Balkan Savaşı öncesinde İstanbul’da her gün bir nümayiş olurdu.
Nümayişlerde “Biz otuz milyon osmanliyuk cümle aleme yeteruk” Ve *Ordu Sofya’ya, ordu Atina’ya ” Ve “Girit bizim canımız feda olsun kanımız” Ve benzeri naralar atılırdı.
Sonra balkan savaşı çıktı ve bu savaşta Balkanlar’da dört yüz senede aldığımız ne kadar yer varsa bütün toprakların hepsini kaybettik.
Bu savaşın sebepleri ve suçlularını tesbit için rapor yazan şeyhülislam Yahya Efendi… Diyor ki:
Savaştan önce dünyada ne kadar Millet varsa hepsi, matbuat yoluyla Osmanlı’ya düşman ilan edildi ve hepsi Osmanlı’ya böylece düşman oldular. Eğer bu savaşın suçluları cezalandırılacak olursa, cezaen öldürülecek insanları gömecek insan kalmaz.
Yani…
Balkan savasina kesin kazanacağız diye girdik. Hatta dünya da buna böyle inandığı için savaşın başında bütün ülkeler Osmanlı’ya bu savaşın sonuçlarını kesinlikle kabul etmeyeceklerini bildirdiler.
Osmanlı savaşta darmadağın olunca bu ülkeler savaşın başında verdikleri ültimatomlari geri çektiler ve sonunda Edirne’yi kurtarabilmekle mutlu olduk.
Savaşta üç milyona yakın insanımız öldü veya yurdunu terk etmek zorunda kaldı.
Yani…
Savaşa girmek kolay lakin hiçbir savaşın neticesi senin elinde değildir.
Yahya Efendi raporunda bir de şunu diyor:
Diyor ki, olan millete ve devlete oldu. Savaştan önce savaş için nümayiş yapan hiç kimseye hiçbir şey olmadı.
O nümayişçilerin şimdiki adı klavye kahramanları veya kürsü mücahitleri…
Atıyorlar ve tutuyorlar.

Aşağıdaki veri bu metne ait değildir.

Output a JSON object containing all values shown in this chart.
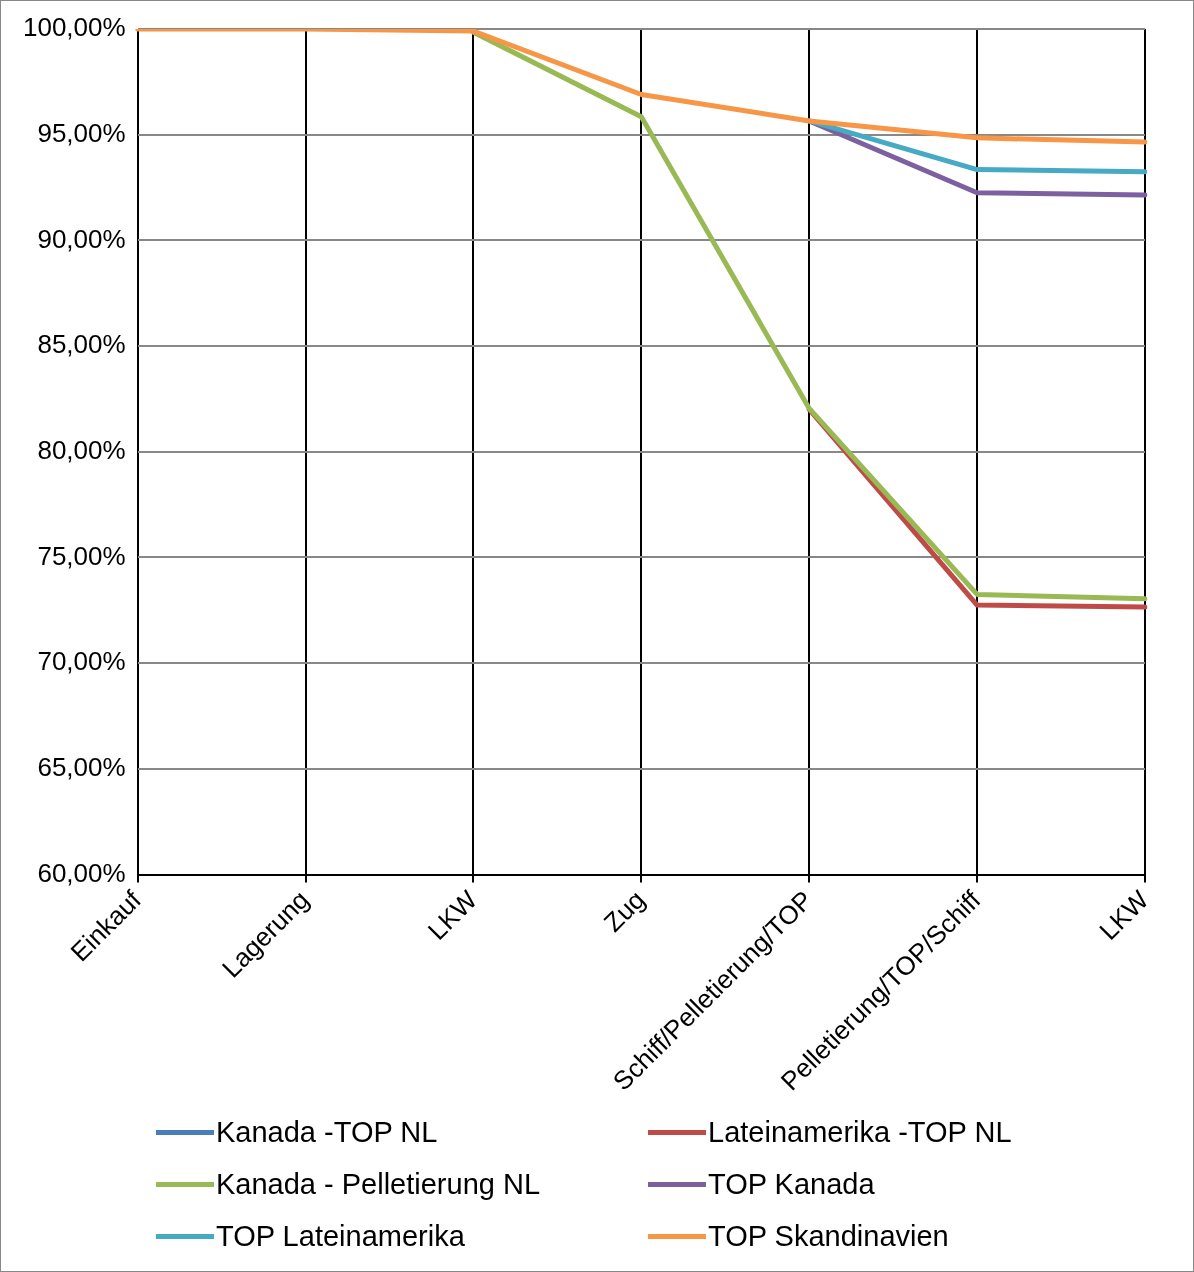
{
  "chart_data": {
    "type": "line",
    "categories": [
      "Einkauf",
      "Lagerung",
      "LKW",
      "Zug",
      "Schiff/Pelletierung/TOP",
      "Pelletierung/TOP/Schiff",
      "LKW"
    ],
    "series": [
      {
        "name": "Kanada -TOP NL",
        "color": "#4a7ebb",
        "values": [
          null,
          null,
          null,
          null,
          null,
          null,
          null
        ]
      },
      {
        "name": "Lateinamerika -TOP NL",
        "color": "#be4b48",
        "values": [
          null,
          null,
          null,
          null,
          82,
          72.75,
          72.65
        ]
      },
      {
        "name": "Kanada - Pelletierung NL",
        "color": "#98b954",
        "values": [
          null,
          null,
          99.85,
          95.85,
          82.05,
          73.25,
          73.05
        ]
      },
      {
        "name": "TOP Kanada",
        "color": "#7d60a0",
        "values": [
          null,
          null,
          null,
          null,
          95.65,
          92.25,
          92.15
        ]
      },
      {
        "name": "TOP Lateinamerika",
        "color": "#46aac5",
        "values": [
          null,
          null,
          null,
          null,
          95.65,
          93.35,
          93.25
        ]
      },
      {
        "name": "TOP Skandinavien",
        "color": "#f79646",
        "values": [
          100,
          100,
          99.9,
          96.9,
          95.65,
          94.85,
          94.65
        ]
      }
    ],
    "ylim": [
      60,
      100
    ],
    "yticks": [
      {
        "value": 60,
        "label": "60,00%"
      },
      {
        "value": 65,
        "label": "65,00%"
      },
      {
        "value": 70,
        "label": "70,00%"
      },
      {
        "value": 75,
        "label": "75,00%"
      },
      {
        "value": 80,
        "label": "80,00%"
      },
      {
        "value": 85,
        "label": "85,00%"
      },
      {
        "value": 90,
        "label": "90,00%"
      },
      {
        "value": 95,
        "label": "95,00%"
      },
      {
        "value": 100,
        "label": "100,00%"
      }
    ],
    "grid": true,
    "legend": "bottom",
    "marker": "none",
    "line_style": "solid"
  }
}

Harita ellerinde ve aleme nizamat veriyorlar.
Savaşa dair hangi neticenin zafer hangi neticenin mağlubiyet sayılacağını dair bile en küçük bir karar ve izahatlari da yok.
Bütün mesele savaşa girmek. Savaşsız bir netice onlara göre mutlak bir yenilgi demek.

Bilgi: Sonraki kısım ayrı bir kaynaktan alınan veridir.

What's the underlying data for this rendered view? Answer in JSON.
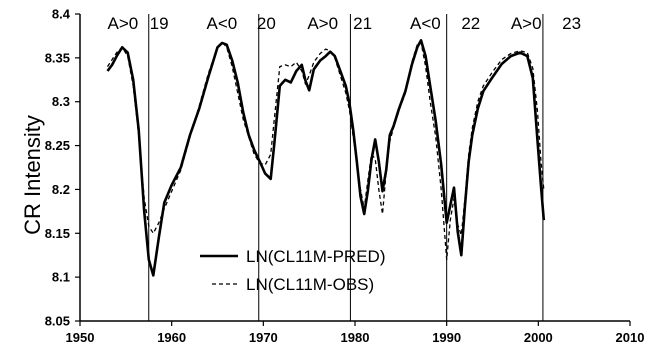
{
  "chart_data": {
    "type": "line",
    "title": "",
    "xlabel": "",
    "ylabel": "CR Intensity",
    "xlim": [
      1950,
      2010
    ],
    "ylim": [
      8.05,
      8.4
    ],
    "x_ticks": [
      "1950",
      "1960",
      "1970",
      "1980",
      "1990",
      "2000",
      "2010"
    ],
    "y_ticks": [
      "8.05",
      "8.1",
      "8.15",
      "8.2",
      "8.25",
      "8.3",
      "8.35",
      "8.4"
    ],
    "grid": false,
    "legend_position": "bottom-left",
    "cycle_dividers_x": [
      1957.5,
      1969.5,
      1979.5,
      1990.0,
      2000.5
    ],
    "annotations": [
      {
        "text": "A>0",
        "x": 1953.0
      },
      {
        "text": "19",
        "x": 1957.6
      },
      {
        "text": "A<0",
        "x": 1963.8
      },
      {
        "text": "20",
        "x": 1969.3
      },
      {
        "text": "A>0",
        "x": 1974.8
      },
      {
        "text": "21",
        "x": 1979.8
      },
      {
        "text": "A<0",
        "x": 1986.0
      },
      {
        "text": "22",
        "x": 1991.6
      },
      {
        "text": "A>0",
        "x": 1997.0
      },
      {
        "text": "23",
        "x": 2002.6
      }
    ],
    "series": [
      {
        "name": "LN(CL11M-PRED)",
        "style": "solid",
        "color": "#000000",
        "x": [
          1953.0,
          1953.5,
          1954.0,
          1954.6,
          1955.2,
          1955.8,
          1956.4,
          1957.0,
          1957.5,
          1958.0,
          1958.6,
          1959.2,
          1960.0,
          1961.0,
          1962.0,
          1963.0,
          1964.0,
          1965.0,
          1965.5,
          1966.0,
          1966.6,
          1967.2,
          1967.8,
          1968.4,
          1969.0,
          1969.6,
          1970.2,
          1970.8,
          1971.2,
          1971.8,
          1972.4,
          1973.0,
          1973.6,
          1974.2,
          1974.6,
          1975.0,
          1975.5,
          1976.2,
          1976.8,
          1977.3,
          1977.8,
          1978.4,
          1979.0,
          1979.4,
          1979.8,
          1980.2,
          1980.6,
          1981.0,
          1981.4,
          1981.8,
          1982.2,
          1982.6,
          1983.0,
          1983.4,
          1983.8,
          1984.2,
          1984.8,
          1985.5,
          1986.2,
          1986.8,
          1987.2,
          1987.7,
          1988.2,
          1988.8,
          1989.4,
          1990.0,
          1990.4,
          1990.8,
          1991.2,
          1991.6,
          1992.0,
          1992.4,
          1992.8,
          1993.4,
          1994.0,
          1995.0,
          1996.0,
          1997.0,
          1998.0,
          1998.8,
          1999.4,
          1999.9,
          2000.3,
          2000.6
        ],
        "values": [
          8.335,
          8.342,
          8.352,
          8.362,
          8.356,
          8.325,
          8.268,
          8.175,
          8.12,
          8.102,
          8.145,
          8.185,
          8.205,
          8.225,
          8.262,
          8.292,
          8.328,
          8.362,
          8.367,
          8.365,
          8.347,
          8.322,
          8.288,
          8.262,
          8.245,
          8.232,
          8.218,
          8.212,
          8.252,
          8.318,
          8.325,
          8.322,
          8.335,
          8.342,
          8.324,
          8.313,
          8.337,
          8.347,
          8.352,
          8.357,
          8.352,
          8.335,
          8.318,
          8.298,
          8.268,
          8.232,
          8.192,
          8.172,
          8.198,
          8.234,
          8.257,
          8.232,
          8.198,
          8.222,
          8.262,
          8.272,
          8.292,
          8.312,
          8.342,
          8.362,
          8.37,
          8.352,
          8.318,
          8.278,
          8.228,
          8.162,
          8.182,
          8.202,
          8.152,
          8.125,
          8.182,
          8.232,
          8.262,
          8.292,
          8.312,
          8.328,
          8.343,
          8.352,
          8.356,
          8.352,
          8.327,
          8.257,
          8.202,
          8.165
        ]
      },
      {
        "name": "LN(CL11M-OBS)",
        "style": "dashed",
        "color": "#000000",
        "x": [
          1953.0,
          1953.5,
          1954.0,
          1954.6,
          1955.2,
          1955.8,
          1956.4,
          1957.0,
          1957.5,
          1958.0,
          1958.6,
          1959.2,
          1960.0,
          1961.0,
          1962.0,
          1963.0,
          1964.0,
          1965.0,
          1965.5,
          1966.0,
          1966.6,
          1967.2,
          1967.8,
          1968.4,
          1969.0,
          1969.6,
          1970.2,
          1970.8,
          1971.2,
          1971.8,
          1972.4,
          1973.0,
          1973.6,
          1974.2,
          1974.6,
          1975.0,
          1975.5,
          1976.2,
          1976.8,
          1977.3,
          1977.8,
          1978.4,
          1979.0,
          1979.4,
          1979.8,
          1980.2,
          1980.6,
          1981.0,
          1981.4,
          1981.8,
          1982.2,
          1982.6,
          1983.0,
          1983.4,
          1983.8,
          1984.2,
          1984.8,
          1985.5,
          1986.2,
          1986.8,
          1987.2,
          1987.7,
          1988.2,
          1988.8,
          1989.4,
          1990.0,
          1990.4,
          1990.8,
          1991.2,
          1991.6,
          1992.0,
          1992.4,
          1992.8,
          1993.4,
          1994.0,
          1995.0,
          1996.0,
          1997.0,
          1998.0,
          1998.8,
          1999.4,
          1999.9,
          2000.3,
          2000.6
        ],
        "values": [
          8.34,
          8.348,
          8.356,
          8.362,
          8.352,
          8.318,
          8.262,
          8.19,
          8.158,
          8.15,
          8.162,
          8.178,
          8.198,
          8.222,
          8.26,
          8.295,
          8.332,
          8.362,
          8.368,
          8.362,
          8.34,
          8.31,
          8.28,
          8.26,
          8.24,
          8.23,
          8.228,
          8.24,
          8.28,
          8.34,
          8.342,
          8.34,
          8.345,
          8.335,
          8.32,
          8.33,
          8.345,
          8.355,
          8.36,
          8.358,
          8.35,
          8.33,
          8.31,
          8.29,
          8.26,
          8.23,
          8.2,
          8.178,
          8.21,
          8.24,
          8.235,
          8.2,
          8.172,
          8.22,
          8.255,
          8.27,
          8.29,
          8.31,
          8.345,
          8.365,
          8.368,
          8.34,
          8.3,
          8.26,
          8.2,
          8.12,
          8.165,
          8.19,
          8.16,
          8.148,
          8.19,
          8.24,
          8.27,
          8.3,
          8.318,
          8.334,
          8.348,
          8.355,
          8.358,
          8.356,
          8.338,
          8.29,
          8.23,
          8.2
        ]
      }
    ]
  }
}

Her gün nümayiş yapıyorlar. Yirmi beş yıldır en kötü şekilde yönetilen ve bir bakıma her şeyi yok edilmiş Türkiye’nin o muazzam gücü ile bütün düşmanları yenecekler bu ahmaklar.
Sonra?
Turkiye haritadan silinse bayram edecek olanlar da bunlardır.